Ehl-i Sünnet'e göre, Münker ve Nekir, ölen kişiye Rabbini, dinini ve peygamberini sorarlar. Mü'min kişi bu sorulara cevap verir, ama kâfir veremez. Bu husustaki hadisler pek çoktur. Söz konusu iki melek ölünün kabrine gelir, Allah ölüyü diriltir ve melekler sorularını yöneltirler.[1]

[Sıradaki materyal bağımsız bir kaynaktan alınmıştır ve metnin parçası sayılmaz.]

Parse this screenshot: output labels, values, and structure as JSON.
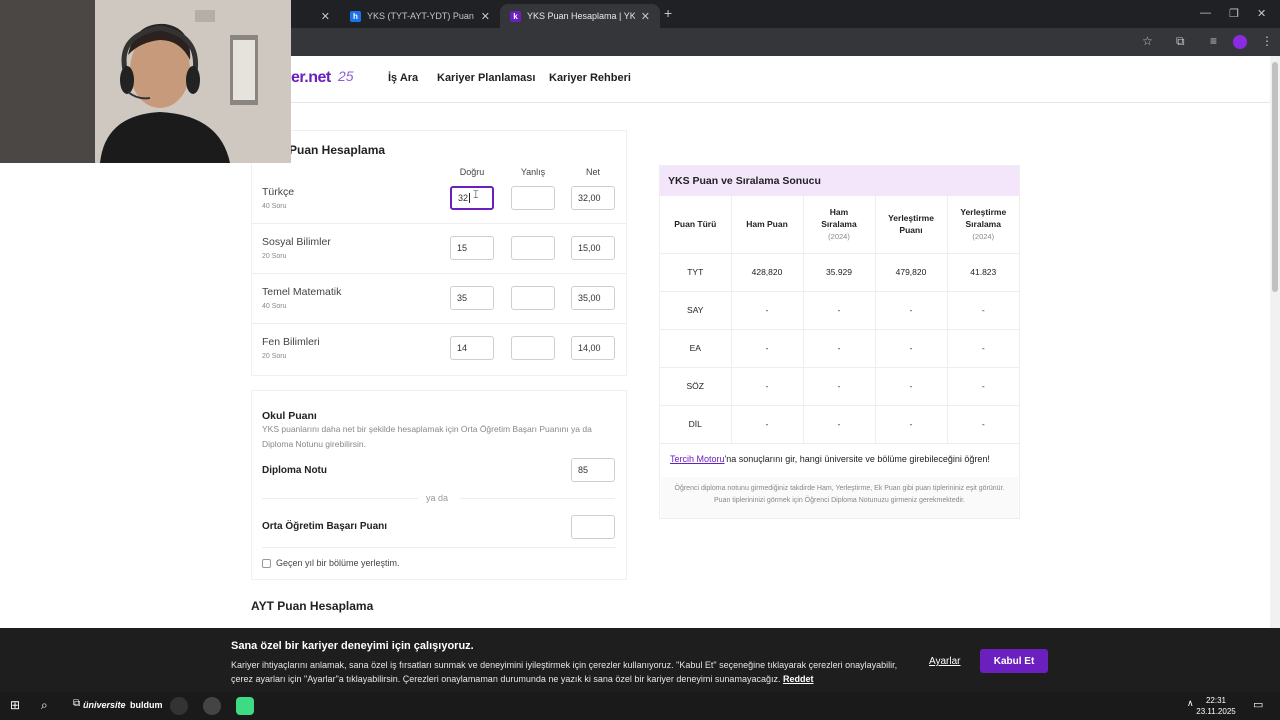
{
  "browser": {
    "tabs": [
      {
        "title": "",
        "active": false
      },
      {
        "title": "YKS (TYT-AYT-YDT) Puan Hesap",
        "active": false
      },
      {
        "title": "YKS Puan Hesaplama | YKS (TY",
        "active": true
      }
    ],
    "new_tab": "+"
  },
  "site": {
    "logo": "er.net",
    "logo_badge": "25",
    "nav": [
      "İş Ara",
      "Kariyer Planlaması",
      "Kariyer Rehberi"
    ]
  },
  "tyt": {
    "title": "Puan Hesaplama",
    "columns": {
      "dogru": "Doğru",
      "yanlis": "Yanlış",
      "net": "Net"
    },
    "rows": [
      {
        "subject": "Türkçe",
        "questions": "40 Soru",
        "dogru": "32",
        "yanlis": "",
        "net": "32,00"
      },
      {
        "subject": "Sosyal Bilimler",
        "questions": "20 Soru",
        "dogru": "15",
        "yanlis": "",
        "net": "15,00"
      },
      {
        "subject": "Temel Matematik",
        "questions": "40 Soru",
        "dogru": "35",
        "yanlis": "",
        "net": "35,00"
      },
      {
        "subject": "Fen Bilimleri",
        "questions": "20 Soru",
        "dogru": "14",
        "yanlis": "",
        "net": "14,00"
      }
    ]
  },
  "okul": {
    "title": "Okul Puanı",
    "desc": "YKS puanlarını daha net bir şekilde hesaplamak için Orta Öğretim Başarı Puanını ya da Diploma Notunu girebilirsin.",
    "diploma_label": "Diploma Notu",
    "diploma_value": "85",
    "or_label": "ya da",
    "obp_label": "Orta Öğretim Başarı Puanı",
    "obp_value": "",
    "checkbox_label": "Geçen yıl bir bölüme yerleştim."
  },
  "ayt": {
    "title": "AYT Puan Hesaplama"
  },
  "result": {
    "title": "YKS Puan ve Sıralama Sonucu",
    "headers": [
      {
        "label": "Puan Türü",
        "year": ""
      },
      {
        "label": "Ham Puan",
        "year": ""
      },
      {
        "label": "Ham Sıralama",
        "year": "(2024)"
      },
      {
        "label": "Yerleştirme Puanı",
        "year": ""
      },
      {
        "label": "Yerleştirme Sıralama",
        "year": "(2024)"
      }
    ],
    "rows": [
      [
        "TYT",
        "428,820",
        "35.929",
        "479,820",
        "41.823"
      ],
      [
        "SAY",
        "-",
        "-",
        "-",
        "-"
      ],
      [
        "EA",
        "-",
        "-",
        "-",
        "-"
      ],
      [
        "SÖZ",
        "-",
        "-",
        "-",
        "-"
      ],
      [
        "DİL",
        "-",
        "-",
        "-",
        "-"
      ]
    ],
    "note_link": "Tercih Motoru",
    "note_text": "'na sonuçlarını gir, hangi üniversite ve bölüme girebileceğini öğren!",
    "footnote": "Öğrenci diploma notunu girmediğiniz takdirde Ham, Yerleştirme, Ek Puan gibi puan tiplerininiz eşit görünür. Puan tiplerininizi görmek için Öğrenci Diploma Notunuzu girmeniz gerekmektedir."
  },
  "cookie": {
    "title": "Sana özel bir kariyer deneyimi için çalışıyoruz.",
    "text": "Kariyer ihtiyaçlarını anlamak, sana özel iş fırsatları sunmak ve deneyimini iyileştirmek için çerezler kullanıyoruz. \"Kabul Et\" seçeneğine tıklayarak çerezleri onaylayabilir, çerez ayarları için \"Ayarlar\"a tıklayabilirsin. Çerezleri onaylamaman durumunda ne yazık ki sana özel bir kariyer deneyimi sunamayacağız.",
    "reject": "Reddet",
    "settings": "Ayarlar",
    "accept": "Kabul Et"
  },
  "taskbar": {
    "time": "22:31",
    "date": "23.11.2025",
    "app_text_1": "üniversite",
    "app_text_2": "buldum"
  },
  "colors": {
    "brand": "#6b1fbf",
    "result_header": "#f3e6fa"
  }
}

Münker-Nekir, kabirde sorgu-sual işi ile görevli olan meleklerdir. Kur'an'da adları geçmemektedir. Hadislerde ise ölü defnedildiği zaman ona, birine Münker, diğerine Nekir denilen siyah tenli mavi gözlü iki meleğin geldiği, ölüyü kabrinde oturtup sorular sorduğu, verdiği cevaplara göre kabrini genişlettiği veya daralttığı rivayet edilmektedir.[2]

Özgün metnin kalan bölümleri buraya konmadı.